Da studio di design a costruttore di coupé
David Ogle avvia la sua attività come consulente di design industriale già nel 1954, ma è nel 1959 che decide di applicare le proprie doti di stilista alla costruzione di automobili complete. La formula scelta è quella tipica delle piccole carrozzerie inglesi dell'epoca: prendere il pianale e la meccanica di un'auto di serie, rivestirla con una carrozzeria in vetroresina disegnata su misura e proporla come modello a sé stante, spesso a un prezzo superiore rispetto alla base di partenza.
Il primo risultato di questa filosofia è la Ogle 1.5, una coupé due porte costruita su un telaio Riley 1.5 allungato, con motore BMC serie B da 1.500 cc nella configurazione utilizzata dalla stessa Riley. Ne vennero realizzati appena otto esemplari, un numero che già racconta la natura quasi artigianale dell'operazione.
Motore SX1000
4 cilindri Mini Cooper, 997 cc
SX1000: la Mini vestita a festa
Il modello che ha reso davvero noto il nome Ogle come costruttore è la SX1000, presentata al pubblico alla fine del 1961. La base meccanica è quella della Mini, con pianale allungato mutuato dalla versione Van, mentre la carrozzeria è interamente in vetroresina, con linee da coupé sportiva molto più filanti rispetto all'utilitaria BMC di partenza.

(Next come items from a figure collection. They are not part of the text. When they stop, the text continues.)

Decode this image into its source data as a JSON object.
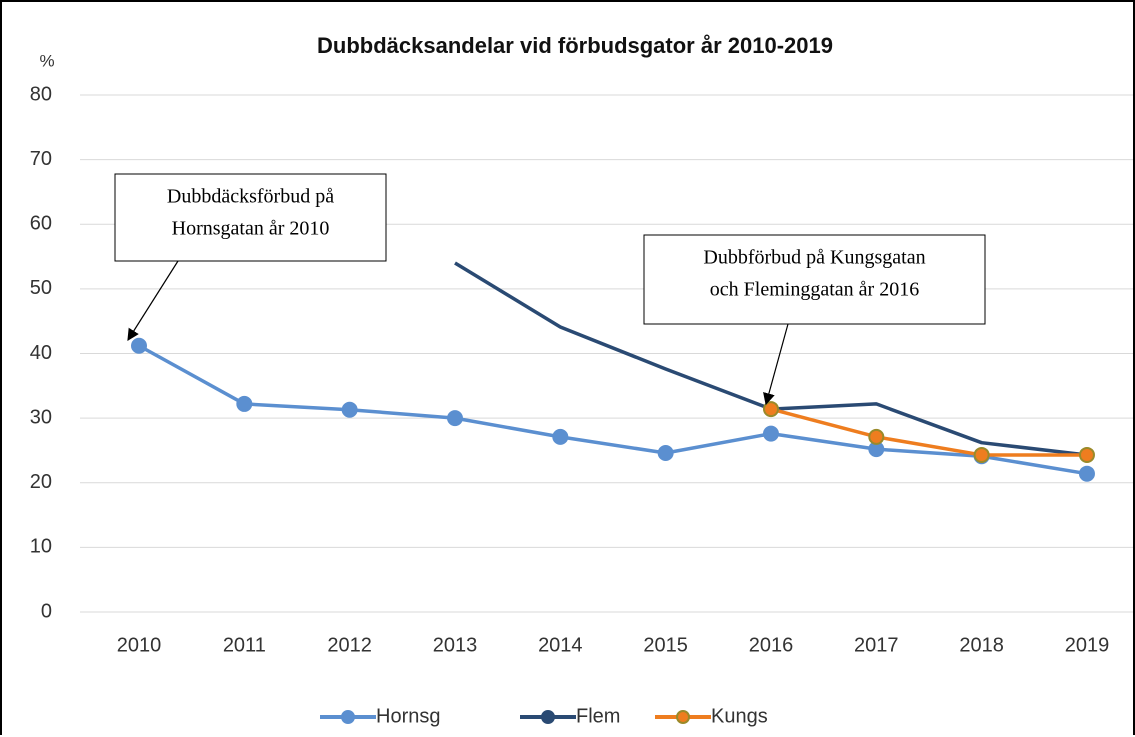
{
  "chart_data": {
    "type": "line",
    "title": "Dubbdäcksandelar vid förbudsgator år 2010-2019",
    "y_label": "%",
    "categories": [
      "2010",
      "2011",
      "2012",
      "2013",
      "2014",
      "2015",
      "2016",
      "2017",
      "2018",
      "2019"
    ],
    "series": [
      {
        "name": "Hornsg",
        "color": "#5b8fd0",
        "marker": true,
        "values": [
          41.2,
          32.2,
          31.3,
          30.0,
          27.1,
          24.6,
          27.6,
          25.2,
          24.1,
          21.4
        ]
      },
      {
        "name": "Flem",
        "color": "#2a4a73",
        "marker": false,
        "values": [
          null,
          null,
          null,
          54.0,
          44.1,
          37.6,
          31.4,
          32.2,
          26.2,
          24.3
        ]
      },
      {
        "name": "Kungs",
        "color": "#ee7d1f",
        "marker_edge": "#9a8a2a",
        "marker": true,
        "values": [
          null,
          null,
          null,
          null,
          null,
          null,
          31.4,
          27.1,
          24.3,
          24.3
        ]
      }
    ],
    "ylim": [
      0,
      80
    ],
    "yticks": [
      0,
      10,
      20,
      30,
      40,
      50,
      60,
      70,
      80
    ],
    "grid": true,
    "legend": "bottom",
    "annotations": [
      {
        "lines": [
          "Dubbdäcksförbud på",
          "Hornsgatan år 2010"
        ]
      },
      {
        "lines": [
          "Dubbförbud på Kungsgatan",
          "och Fleminggatan år 2016"
        ]
      }
    ]
  }
}
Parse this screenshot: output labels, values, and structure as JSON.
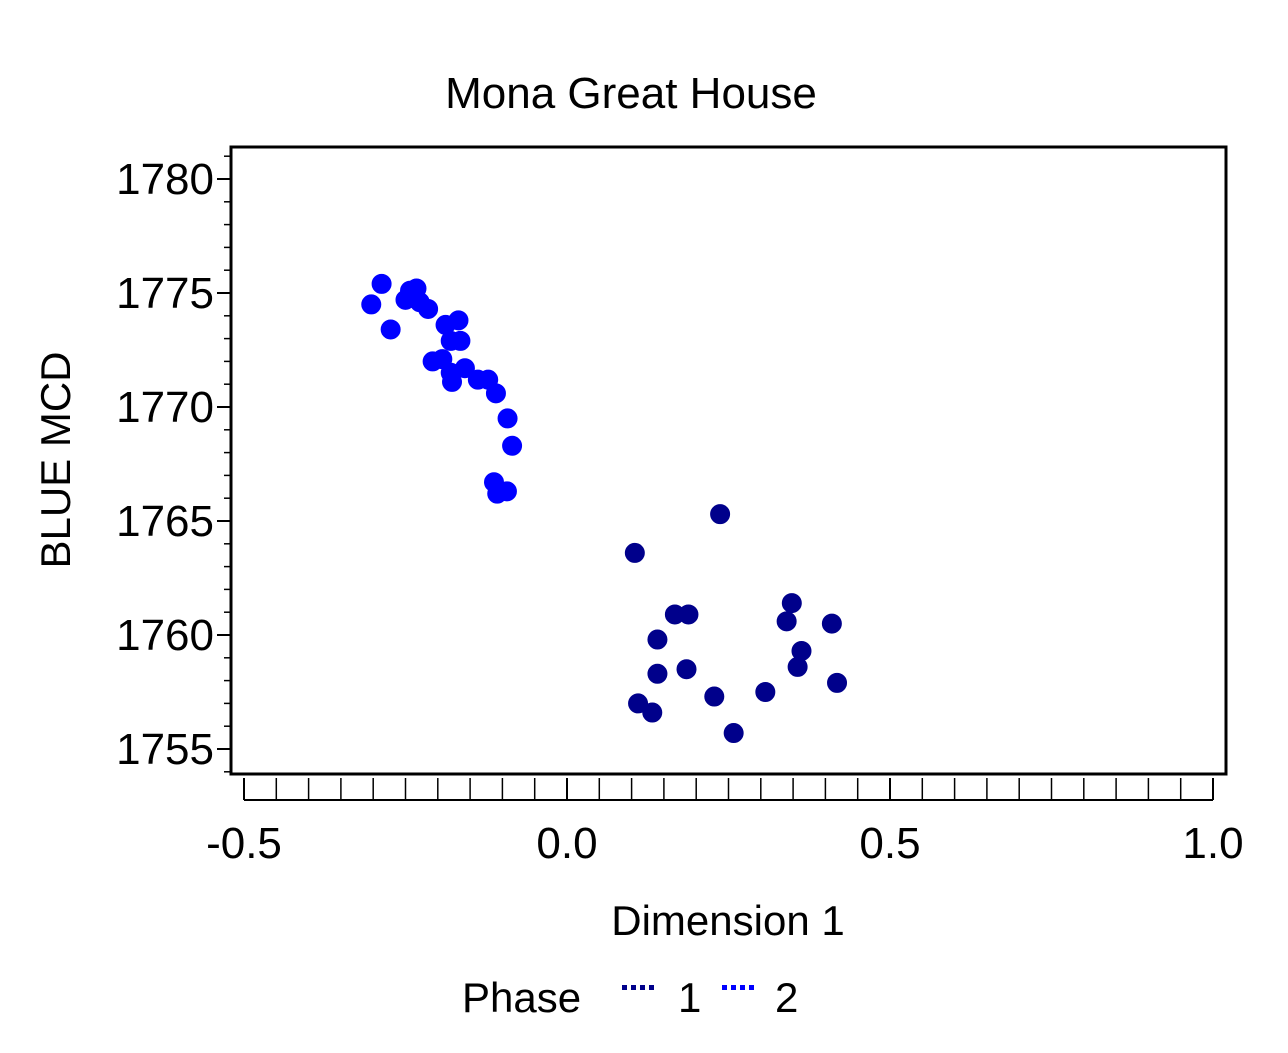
{
  "chart_data": {
    "type": "scatter",
    "title": "Mona Great House",
    "xlabel": "Dimension 1",
    "ylabel": "BLUE MCD",
    "xlim": [
      -0.5,
      1.0
    ],
    "ylim": [
      1754,
      1781.3
    ],
    "x_ticks": [
      "-0.5",
      "0.0",
      "0.5",
      "1.0"
    ],
    "y_ticks": [
      "1755",
      "1760",
      "1765",
      "1770",
      "1775",
      "1780"
    ],
    "grid": false,
    "legend": {
      "title": "Phase",
      "position": "bottom",
      "entries": [
        "1",
        "2"
      ]
    },
    "series": [
      {
        "name": "1",
        "color": "#00008b",
        "points": [
          [
            0.105,
            1763.6
          ],
          [
            0.237,
            1765.3
          ],
          [
            0.167,
            1760.9
          ],
          [
            0.188,
            1760.9
          ],
          [
            0.14,
            1759.8
          ],
          [
            0.14,
            1758.3
          ],
          [
            0.185,
            1758.5
          ],
          [
            0.11,
            1757.0
          ],
          [
            0.132,
            1756.6
          ],
          [
            0.228,
            1757.3
          ],
          [
            0.258,
            1755.7
          ],
          [
            0.307,
            1757.5
          ],
          [
            0.34,
            1760.6
          ],
          [
            0.348,
            1761.4
          ],
          [
            0.357,
            1758.6
          ],
          [
            0.363,
            1759.3
          ],
          [
            0.41,
            1760.5
          ],
          [
            0.418,
            1757.9
          ]
        ]
      },
      {
        "name": "2",
        "color": "#0000ff",
        "points": [
          [
            -0.303,
            1774.5
          ],
          [
            -0.287,
            1775.4
          ],
          [
            -0.273,
            1773.4
          ],
          [
            -0.25,
            1774.7
          ],
          [
            -0.243,
            1775.1
          ],
          [
            -0.233,
            1775.2
          ],
          [
            -0.228,
            1774.6
          ],
          [
            -0.215,
            1774.3
          ],
          [
            -0.188,
            1773.6
          ],
          [
            -0.18,
            1772.9
          ],
          [
            -0.168,
            1773.8
          ],
          [
            -0.165,
            1772.9
          ],
          [
            -0.208,
            1772.0
          ],
          [
            -0.193,
            1772.1
          ],
          [
            -0.18,
            1771.5
          ],
          [
            -0.178,
            1771.1
          ],
          [
            -0.158,
            1771.7
          ],
          [
            -0.138,
            1771.2
          ],
          [
            -0.122,
            1771.2
          ],
          [
            -0.11,
            1770.6
          ],
          [
            -0.092,
            1769.5
          ],
          [
            -0.085,
            1768.3
          ],
          [
            -0.113,
            1766.7
          ],
          [
            -0.108,
            1766.2
          ],
          [
            -0.093,
            1766.3
          ]
        ]
      }
    ]
  }
}
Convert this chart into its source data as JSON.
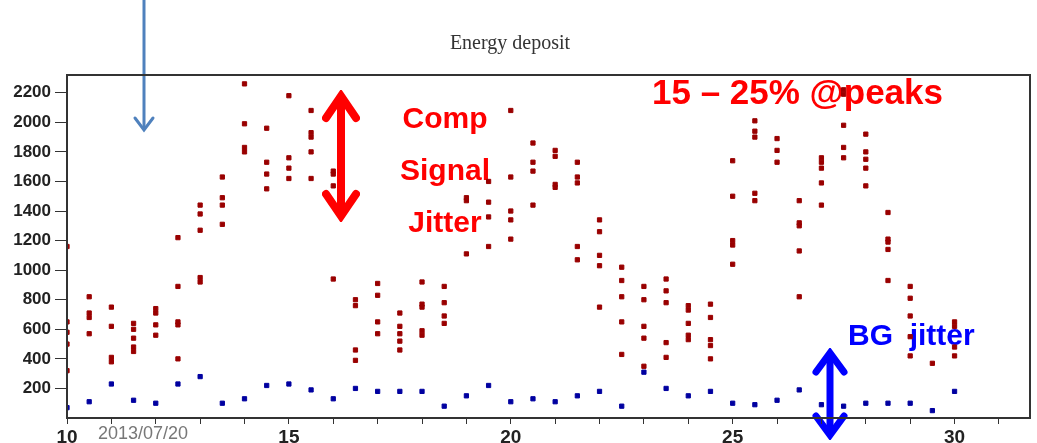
{
  "chart_data": {
    "type": "scatter",
    "title": "Energy deposit",
    "xlim": [
      10,
      31.7
    ],
    "xticks": [
      10,
      {
        "value": 11,
        "label": null
      },
      {
        "value": 12,
        "label": null
      },
      {
        "value": 13,
        "label": null
      },
      {
        "value": 14,
        "label": null
      },
      15,
      {
        "value": 16,
        "label": null
      },
      {
        "value": 17,
        "label": null
      },
      {
        "value": 18,
        "label": null
      },
      {
        "value": 19,
        "label": null
      },
      20,
      {
        "value": 21,
        "label": null
      },
      {
        "value": 22,
        "label": null
      },
      {
        "value": 23,
        "label": null
      },
      {
        "value": 24,
        "label": null
      },
      25,
      {
        "value": 26,
        "label": null
      },
      {
        "value": 27,
        "label": null
      },
      {
        "value": 28,
        "label": null
      },
      {
        "value": 29,
        "label": null
      },
      30,
      {
        "value": 31,
        "label": null
      }
    ],
    "ylim": [
      0,
      2320
    ],
    "yticks": [
      200,
      400,
      600,
      800,
      1000,
      1200,
      1400,
      1600,
      1800,
      2000,
      2200
    ],
    "grid": false,
    "legend": false,
    "marker": "square",
    "annotations": [
      "Comp Signal Jitter",
      "15 – 25% @peaks",
      "BG  jitter",
      "2013/07/20"
    ],
    "series": [
      {
        "color": "#990000",
        "x": [
          10,
          10,
          10,
          10,
          10,
          10.5,
          10.5,
          10.5,
          10.5,
          11,
          11,
          11,
          11,
          11.5,
          11.5,
          11.5,
          11.5,
          11.5,
          12,
          12,
          12,
          12,
          12.5,
          12.5,
          12.5,
          12.5,
          12.5,
          13,
          13,
          13,
          13,
          13,
          13.5,
          13.5,
          13.5,
          13.5,
          14,
          14,
          14,
          14,
          14.5,
          14.5,
          14.5,
          14.5,
          15,
          15,
          15,
          15,
          15.5,
          15.5,
          15.5,
          15.5,
          15.5,
          16,
          16,
          16,
          16,
          16.5,
          16.5,
          16.5,
          16.5,
          17,
          17,
          17,
          17,
          17.5,
          17.5,
          17.5,
          17.5,
          17.5,
          18,
          18,
          18,
          18,
          18,
          18.5,
          18.5,
          18.5,
          18.5,
          19,
          19,
          19,
          19.5,
          19.5,
          19.5,
          19.5,
          20,
          20,
          20,
          20,
          20,
          20.5,
          20.5,
          20.5,
          20.5,
          21,
          21,
          21,
          21,
          21.5,
          21.5,
          21.5,
          21.5,
          21.5,
          22,
          22,
          22,
          22,
          22,
          22.5,
          22.5,
          22.5,
          22.5,
          22.5,
          23,
          23,
          23,
          23,
          23,
          23.5,
          23.5,
          23.5,
          23.5,
          23.5,
          24,
          24,
          24,
          24,
          24,
          24.5,
          24.5,
          24.5,
          24.5,
          24.5,
          25,
          25,
          25,
          25,
          25,
          25.5,
          25.5,
          25.5,
          25.5,
          25.5,
          26,
          26,
          26,
          26.5,
          26.5,
          26.5,
          26.5,
          26.5,
          27,
          27,
          27,
          27,
          27,
          27.5,
          27.5,
          27.5,
          27.5,
          27.5,
          28,
          28,
          28,
          28,
          28,
          28.5,
          28.5,
          28.5,
          28.5,
          28.5,
          29,
          29,
          29,
          29,
          29,
          29.5,
          30,
          30,
          30,
          30
        ],
        "values": [
          1160,
          650,
          580,
          500,
          320,
          820,
          710,
          680,
          570,
          750,
          620,
          410,
          380,
          640,
          600,
          540,
          480,
          450,
          740,
          710,
          630,
          560,
          1220,
          890,
          650,
          630,
          400,
          1440,
          1380,
          1270,
          950,
          920,
          1630,
          1490,
          1440,
          1310,
          2260,
          1990,
          1830,
          1800,
          1960,
          1730,
          1650,
          1550,
          2180,
          1760,
          1690,
          1620,
          2080,
          1930,
          1900,
          1800,
          1620,
          1670,
          1650,
          1570,
          940,
          800,
          760,
          460,
          390,
          910,
          830,
          650,
          570,
          710,
          620,
          570,
          520,
          460,
          920,
          770,
          750,
          590,
          560,
          890,
          780,
          690,
          640,
          1490,
          1470,
          1110,
          1600,
          1460,
          1360,
          1160,
          2080,
          1630,
          1400,
          1340,
          1210,
          1860,
          1730,
          1670,
          1440,
          1810,
          1770,
          1580,
          1560,
          1730,
          1630,
          1590,
          1160,
          1070,
          1340,
          1260,
          1100,
          1030,
          750,
          1020,
          930,
          820,
          650,
          430,
          890,
          800,
          620,
          540,
          350,
          940,
          860,
          780,
          510,
          410,
          760,
          730,
          640,
          560,
          530,
          770,
          680,
          530,
          490,
          400,
          1740,
          1500,
          1200,
          1170,
          1040,
          2010,
          1940,
          1900,
          1520,
          1470,
          1890,
          1810,
          1730,
          1470,
          1320,
          1300,
          1130,
          820,
          1760,
          1730,
          1690,
          1590,
          1440,
          2220,
          2190,
          1980,
          1830,
          1760,
          1920,
          1800,
          1750,
          1690,
          1570,
          1390,
          1210,
          1190,
          1140,
          930,
          890,
          810,
          690,
          550,
          420,
          370,
          650,
          620,
          480,
          420
        ]
      },
      {
        "color": "#0000a0",
        "x": [
          10,
          10.5,
          11,
          11.5,
          12,
          12.5,
          13,
          13.5,
          14,
          14.5,
          15,
          15.5,
          16,
          16.5,
          17,
          17.5,
          18,
          18.5,
          19,
          19.5,
          20,
          20.5,
          21,
          21.5,
          22,
          22.5,
          23,
          23.5,
          24,
          24.5,
          25,
          25.5,
          26,
          26.5,
          27,
          27.5,
          28,
          28.5,
          29,
          29.5,
          30
        ],
        "values": [
          70,
          110,
          230,
          120,
          100,
          230,
          280,
          100,
          130,
          220,
          230,
          190,
          130,
          200,
          180,
          180,
          180,
          80,
          150,
          220,
          110,
          130,
          110,
          150,
          180,
          80,
          310,
          200,
          150,
          180,
          100,
          90,
          120,
          190,
          90,
          80,
          100,
          100,
          100,
          50,
          180
        ]
      }
    ]
  }
}
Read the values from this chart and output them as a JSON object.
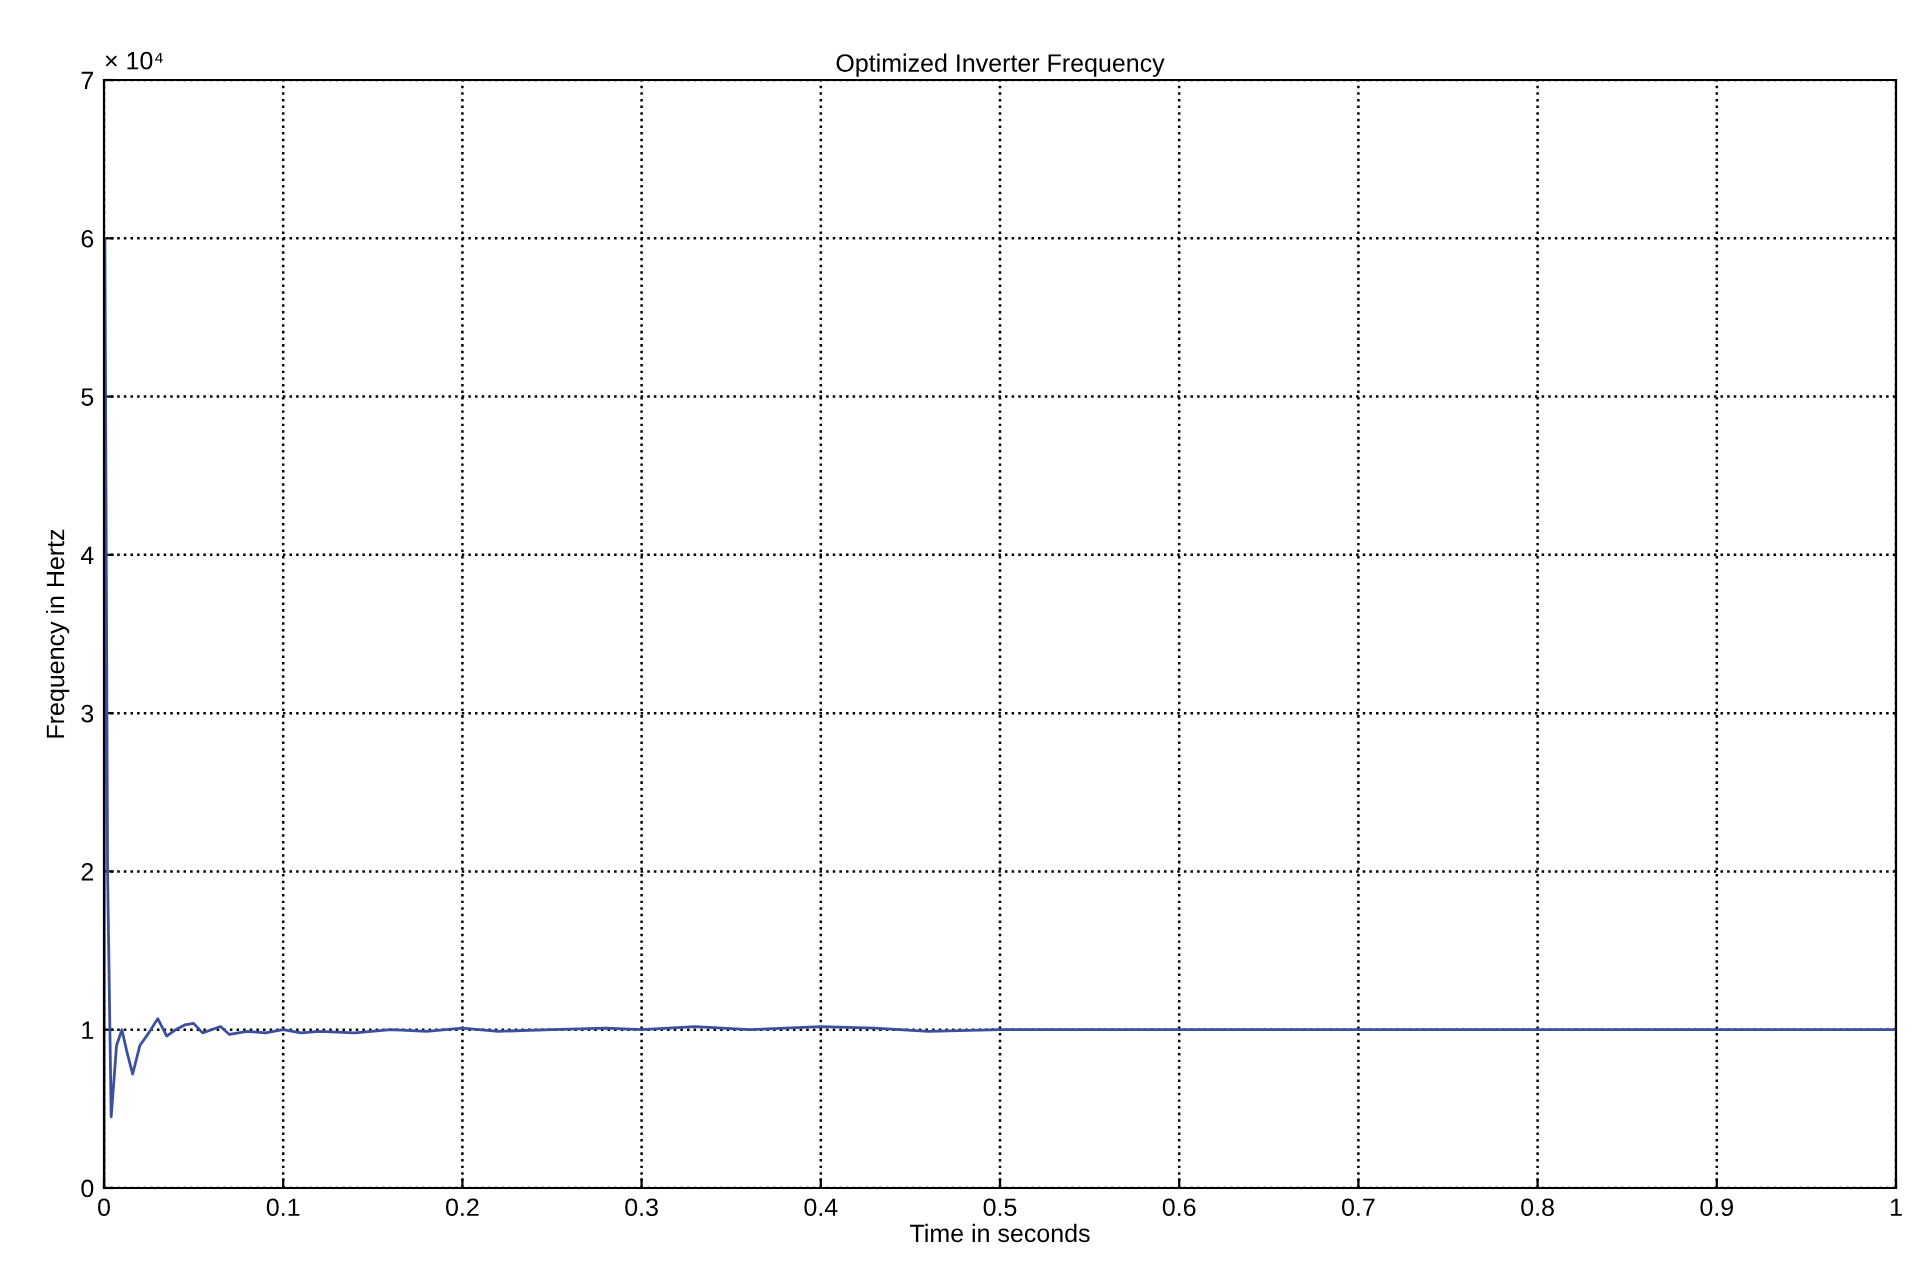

Dal 1962 la David Ogle Ltd offrì anche un servizio di trasformazione: chi possedeva già una Mini poteva farla convertire in una SX1000. Tutte le vetture vendute complete montavano il quattro cilindri Mini Cooper da 997 cc, che secondo i test dell'epoca condotti dalla rivista Autocar permetteva di superare le 99 miglia orarie, circa 159 km/h. Tra il 1962 e il 1964 vennero assemblate 66 SX1000, delle quali si stima ne siano sopravvissute circa 40.
Velocità massima SX1000
159 km/h
SX250: il progetto che diventò la Reliant Scimitar
Il terzo modello nato dalla matita di Ogle è la SX250, una elegante coupé a tre volumi costruita sul telaio e sulla meccanica della Daimler SP250 Dart. Il progetto nacque su commissione privata e vennero realizzati solamente due esemplari, proposti anche a Daimler come possibile erede della Dart Coupé, senza però ottenere l'interesse della casa, da poco passata sotto il controllo di Jaguar.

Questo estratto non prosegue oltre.